Using cis-pQTLs as genetic instruments, we identified 62 proteins associated with DPN, with 33 increasing the risk and 29 decreasing the risk of DPN. Using cis-pQTLs + trans-pQTLs, we identified 116 proteins associated with DPN, with 44 increasing the risk and 72 decreasing the risk of DPN. Steiger directionality tests indicated that the causal relationships between circulating plasma proteins and DPN were consistent with expected directions.
This study identified 96 circulating plasma proteins with genetically determined levels that affect the risk of DPN, providing new potential targets for DPN drug development, particularly ITM2B, CREG1, CD14, and PLXNA4.
糖尿病性多发性神经病(DPN)是一种常见的糖尿病并发症,治疗选择有限。我们旨在利用孟德尔随机化(MR)确定循环血浆蛋白作为DPN的潜在治疗靶点。

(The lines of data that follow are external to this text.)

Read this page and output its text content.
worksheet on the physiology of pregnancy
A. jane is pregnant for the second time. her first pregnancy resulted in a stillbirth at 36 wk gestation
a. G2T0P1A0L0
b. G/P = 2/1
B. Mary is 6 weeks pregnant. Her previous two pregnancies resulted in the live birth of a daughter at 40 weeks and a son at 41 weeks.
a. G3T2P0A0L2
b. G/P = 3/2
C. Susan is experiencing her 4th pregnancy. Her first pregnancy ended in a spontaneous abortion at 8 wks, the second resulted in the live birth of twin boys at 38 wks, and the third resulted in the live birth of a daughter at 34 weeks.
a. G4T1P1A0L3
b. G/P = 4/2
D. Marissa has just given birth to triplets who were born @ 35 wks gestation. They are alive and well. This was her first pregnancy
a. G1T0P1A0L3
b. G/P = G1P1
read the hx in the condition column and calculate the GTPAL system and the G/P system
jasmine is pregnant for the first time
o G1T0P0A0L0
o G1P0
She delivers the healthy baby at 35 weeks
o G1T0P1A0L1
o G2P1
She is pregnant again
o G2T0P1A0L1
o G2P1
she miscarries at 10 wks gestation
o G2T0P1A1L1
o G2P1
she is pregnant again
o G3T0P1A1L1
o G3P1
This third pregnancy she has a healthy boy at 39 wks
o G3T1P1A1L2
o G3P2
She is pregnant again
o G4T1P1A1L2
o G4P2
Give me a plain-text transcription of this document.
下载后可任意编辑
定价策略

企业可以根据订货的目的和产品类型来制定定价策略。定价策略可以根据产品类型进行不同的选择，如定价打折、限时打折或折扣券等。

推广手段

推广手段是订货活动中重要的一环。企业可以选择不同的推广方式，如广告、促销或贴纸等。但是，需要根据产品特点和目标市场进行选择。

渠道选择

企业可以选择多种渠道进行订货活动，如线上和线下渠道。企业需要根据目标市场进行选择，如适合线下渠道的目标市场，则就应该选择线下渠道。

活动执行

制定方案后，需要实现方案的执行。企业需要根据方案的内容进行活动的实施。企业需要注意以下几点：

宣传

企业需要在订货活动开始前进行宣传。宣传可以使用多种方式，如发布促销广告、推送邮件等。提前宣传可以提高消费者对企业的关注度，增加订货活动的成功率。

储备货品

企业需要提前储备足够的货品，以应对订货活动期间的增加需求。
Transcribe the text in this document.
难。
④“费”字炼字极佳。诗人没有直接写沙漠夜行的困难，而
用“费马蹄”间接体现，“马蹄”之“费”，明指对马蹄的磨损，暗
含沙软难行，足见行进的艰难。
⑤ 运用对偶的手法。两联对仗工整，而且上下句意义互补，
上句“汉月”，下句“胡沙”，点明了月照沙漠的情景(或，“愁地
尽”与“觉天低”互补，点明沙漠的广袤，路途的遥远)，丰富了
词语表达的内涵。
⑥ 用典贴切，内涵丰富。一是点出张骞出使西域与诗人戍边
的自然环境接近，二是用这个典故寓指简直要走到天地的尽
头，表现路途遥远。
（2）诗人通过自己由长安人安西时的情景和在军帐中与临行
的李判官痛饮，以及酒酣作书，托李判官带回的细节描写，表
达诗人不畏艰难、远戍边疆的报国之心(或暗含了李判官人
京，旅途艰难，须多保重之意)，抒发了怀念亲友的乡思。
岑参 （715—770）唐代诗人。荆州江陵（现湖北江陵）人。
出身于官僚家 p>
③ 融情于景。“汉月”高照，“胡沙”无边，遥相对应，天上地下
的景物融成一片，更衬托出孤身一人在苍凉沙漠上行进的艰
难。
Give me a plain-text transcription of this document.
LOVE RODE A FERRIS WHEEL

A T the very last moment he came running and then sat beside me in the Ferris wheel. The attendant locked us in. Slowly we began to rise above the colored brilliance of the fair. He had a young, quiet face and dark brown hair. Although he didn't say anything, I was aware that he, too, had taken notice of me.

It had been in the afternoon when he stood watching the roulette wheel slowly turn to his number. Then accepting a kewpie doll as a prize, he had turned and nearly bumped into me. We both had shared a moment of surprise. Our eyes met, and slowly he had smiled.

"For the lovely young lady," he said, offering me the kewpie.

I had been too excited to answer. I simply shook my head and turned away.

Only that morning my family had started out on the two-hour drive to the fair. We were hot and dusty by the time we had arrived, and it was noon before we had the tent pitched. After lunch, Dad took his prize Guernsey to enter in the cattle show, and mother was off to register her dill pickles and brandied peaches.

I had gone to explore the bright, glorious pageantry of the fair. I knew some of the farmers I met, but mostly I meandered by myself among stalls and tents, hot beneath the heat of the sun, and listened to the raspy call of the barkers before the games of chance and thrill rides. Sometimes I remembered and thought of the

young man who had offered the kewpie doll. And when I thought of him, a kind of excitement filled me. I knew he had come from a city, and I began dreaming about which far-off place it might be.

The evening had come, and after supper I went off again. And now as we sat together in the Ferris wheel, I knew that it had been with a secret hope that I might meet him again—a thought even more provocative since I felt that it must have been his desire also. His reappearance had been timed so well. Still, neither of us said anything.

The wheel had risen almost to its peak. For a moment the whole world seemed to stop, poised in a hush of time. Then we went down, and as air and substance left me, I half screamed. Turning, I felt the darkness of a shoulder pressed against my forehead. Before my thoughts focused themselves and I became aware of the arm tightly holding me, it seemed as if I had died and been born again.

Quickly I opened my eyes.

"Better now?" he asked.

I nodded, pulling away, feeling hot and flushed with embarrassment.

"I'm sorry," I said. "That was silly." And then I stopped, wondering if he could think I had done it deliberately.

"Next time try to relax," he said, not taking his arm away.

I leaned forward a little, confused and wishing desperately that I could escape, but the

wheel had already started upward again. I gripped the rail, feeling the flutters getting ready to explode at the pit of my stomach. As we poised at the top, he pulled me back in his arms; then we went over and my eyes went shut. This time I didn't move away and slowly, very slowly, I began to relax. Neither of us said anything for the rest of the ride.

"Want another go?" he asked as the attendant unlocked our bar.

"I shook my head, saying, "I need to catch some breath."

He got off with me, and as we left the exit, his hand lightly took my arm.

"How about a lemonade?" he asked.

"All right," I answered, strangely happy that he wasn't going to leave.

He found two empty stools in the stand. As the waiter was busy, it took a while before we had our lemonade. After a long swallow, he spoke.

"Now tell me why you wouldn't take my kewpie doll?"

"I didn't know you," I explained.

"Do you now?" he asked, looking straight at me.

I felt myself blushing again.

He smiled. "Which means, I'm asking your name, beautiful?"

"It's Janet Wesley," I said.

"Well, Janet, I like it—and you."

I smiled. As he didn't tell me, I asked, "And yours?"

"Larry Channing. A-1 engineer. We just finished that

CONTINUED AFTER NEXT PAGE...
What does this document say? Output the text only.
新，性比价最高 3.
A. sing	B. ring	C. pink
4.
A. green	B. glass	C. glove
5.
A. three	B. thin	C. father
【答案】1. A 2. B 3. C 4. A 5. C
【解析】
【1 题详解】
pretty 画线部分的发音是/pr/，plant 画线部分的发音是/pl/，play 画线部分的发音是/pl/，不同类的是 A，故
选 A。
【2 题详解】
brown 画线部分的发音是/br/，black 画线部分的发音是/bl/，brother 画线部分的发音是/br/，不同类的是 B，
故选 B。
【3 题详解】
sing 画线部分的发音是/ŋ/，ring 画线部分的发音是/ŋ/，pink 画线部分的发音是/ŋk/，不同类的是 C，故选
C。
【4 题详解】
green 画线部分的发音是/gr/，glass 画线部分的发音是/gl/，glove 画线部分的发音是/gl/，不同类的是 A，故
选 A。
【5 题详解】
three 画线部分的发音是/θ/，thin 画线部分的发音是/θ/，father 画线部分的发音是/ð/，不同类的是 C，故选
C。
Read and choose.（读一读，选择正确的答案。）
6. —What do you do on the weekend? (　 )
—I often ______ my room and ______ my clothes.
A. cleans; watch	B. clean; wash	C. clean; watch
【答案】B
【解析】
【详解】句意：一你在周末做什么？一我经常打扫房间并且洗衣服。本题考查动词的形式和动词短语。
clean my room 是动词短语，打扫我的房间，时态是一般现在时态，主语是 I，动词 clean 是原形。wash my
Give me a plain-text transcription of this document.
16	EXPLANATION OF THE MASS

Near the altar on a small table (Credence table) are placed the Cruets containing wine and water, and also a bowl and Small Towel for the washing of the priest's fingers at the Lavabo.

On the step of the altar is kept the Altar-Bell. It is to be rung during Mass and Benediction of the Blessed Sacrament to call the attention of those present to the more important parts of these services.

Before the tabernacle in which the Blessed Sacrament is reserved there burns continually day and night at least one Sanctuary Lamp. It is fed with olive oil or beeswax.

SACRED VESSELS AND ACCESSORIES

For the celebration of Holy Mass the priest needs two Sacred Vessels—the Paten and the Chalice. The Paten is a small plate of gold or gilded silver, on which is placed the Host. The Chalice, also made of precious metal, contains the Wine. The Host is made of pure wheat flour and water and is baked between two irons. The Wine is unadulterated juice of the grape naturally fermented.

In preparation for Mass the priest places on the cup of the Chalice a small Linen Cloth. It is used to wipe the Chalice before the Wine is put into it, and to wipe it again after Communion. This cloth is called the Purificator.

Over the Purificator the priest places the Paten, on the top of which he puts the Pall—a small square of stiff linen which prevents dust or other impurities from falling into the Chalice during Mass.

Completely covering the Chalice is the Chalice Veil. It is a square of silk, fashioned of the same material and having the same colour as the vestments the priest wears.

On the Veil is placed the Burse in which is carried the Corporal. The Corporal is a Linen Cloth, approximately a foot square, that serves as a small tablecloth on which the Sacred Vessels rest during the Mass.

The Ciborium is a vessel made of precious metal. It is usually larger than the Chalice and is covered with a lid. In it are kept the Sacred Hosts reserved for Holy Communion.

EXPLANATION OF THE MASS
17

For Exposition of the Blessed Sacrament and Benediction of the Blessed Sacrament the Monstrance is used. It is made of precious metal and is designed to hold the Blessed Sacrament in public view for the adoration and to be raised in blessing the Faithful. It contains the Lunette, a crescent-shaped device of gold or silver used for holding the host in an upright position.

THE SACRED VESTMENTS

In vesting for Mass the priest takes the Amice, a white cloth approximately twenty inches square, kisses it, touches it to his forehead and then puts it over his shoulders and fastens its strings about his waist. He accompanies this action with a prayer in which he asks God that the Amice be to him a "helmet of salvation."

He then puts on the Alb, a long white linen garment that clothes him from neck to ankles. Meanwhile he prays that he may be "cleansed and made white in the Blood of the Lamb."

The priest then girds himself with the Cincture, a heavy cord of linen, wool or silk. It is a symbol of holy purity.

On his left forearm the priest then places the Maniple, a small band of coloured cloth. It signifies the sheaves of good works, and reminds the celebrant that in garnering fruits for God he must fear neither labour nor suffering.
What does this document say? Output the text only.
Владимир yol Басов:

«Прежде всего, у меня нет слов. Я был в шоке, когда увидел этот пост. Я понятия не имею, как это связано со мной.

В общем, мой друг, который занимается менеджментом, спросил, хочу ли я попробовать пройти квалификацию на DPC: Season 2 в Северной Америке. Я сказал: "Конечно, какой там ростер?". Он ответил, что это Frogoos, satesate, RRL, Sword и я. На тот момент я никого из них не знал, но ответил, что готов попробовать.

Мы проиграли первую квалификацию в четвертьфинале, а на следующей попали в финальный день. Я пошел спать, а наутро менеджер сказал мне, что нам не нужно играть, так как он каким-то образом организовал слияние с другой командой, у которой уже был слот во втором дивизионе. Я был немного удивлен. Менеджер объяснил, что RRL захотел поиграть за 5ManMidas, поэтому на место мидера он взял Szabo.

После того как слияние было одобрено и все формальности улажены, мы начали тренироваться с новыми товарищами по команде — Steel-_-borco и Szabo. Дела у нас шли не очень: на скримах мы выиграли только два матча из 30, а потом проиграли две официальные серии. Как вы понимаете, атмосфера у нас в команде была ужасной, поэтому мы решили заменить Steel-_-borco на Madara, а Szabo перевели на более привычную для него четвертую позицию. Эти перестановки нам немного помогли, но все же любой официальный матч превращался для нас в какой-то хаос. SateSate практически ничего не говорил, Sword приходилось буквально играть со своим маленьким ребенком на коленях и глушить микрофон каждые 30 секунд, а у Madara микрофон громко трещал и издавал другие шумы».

本研究中使用的蛋白质定量性状位点(pQTLs)来自之前发表的七项关于血浆蛋白质组学的全基因组关联研究(GWASs)。DPN数据来自IEU OpenGWAS项目。本研究采用两样本MR,使用MR-Egger和逆方差加权方法评估血浆蛋白与DPN风险之间的因果关系,并用Cochran's Q检验和I统计量等方法验证结果的稳健性。
使用顺式pQTLs作为遗传工具,我们鉴定出62种与DPN相关的蛋白质,其中33种增加DPN风险,29种降低DPN风险。使用顺式pQTLs + 反式pQTLs,我们鉴定出116种与DPN相关的蛋白质,其中44种增加DPN风险,72种降低DPN风险。Steiger方向性检验表明,循环血浆蛋白与DPN之间的因果关系与预期方向一致。
本研究鉴定出96种循环血浆蛋白,其基因决定水平影响DPN风险,为DPN药物开发提供了新的潜在靶点,特别是ITM2B、CREG1、CD14和PLXNA4。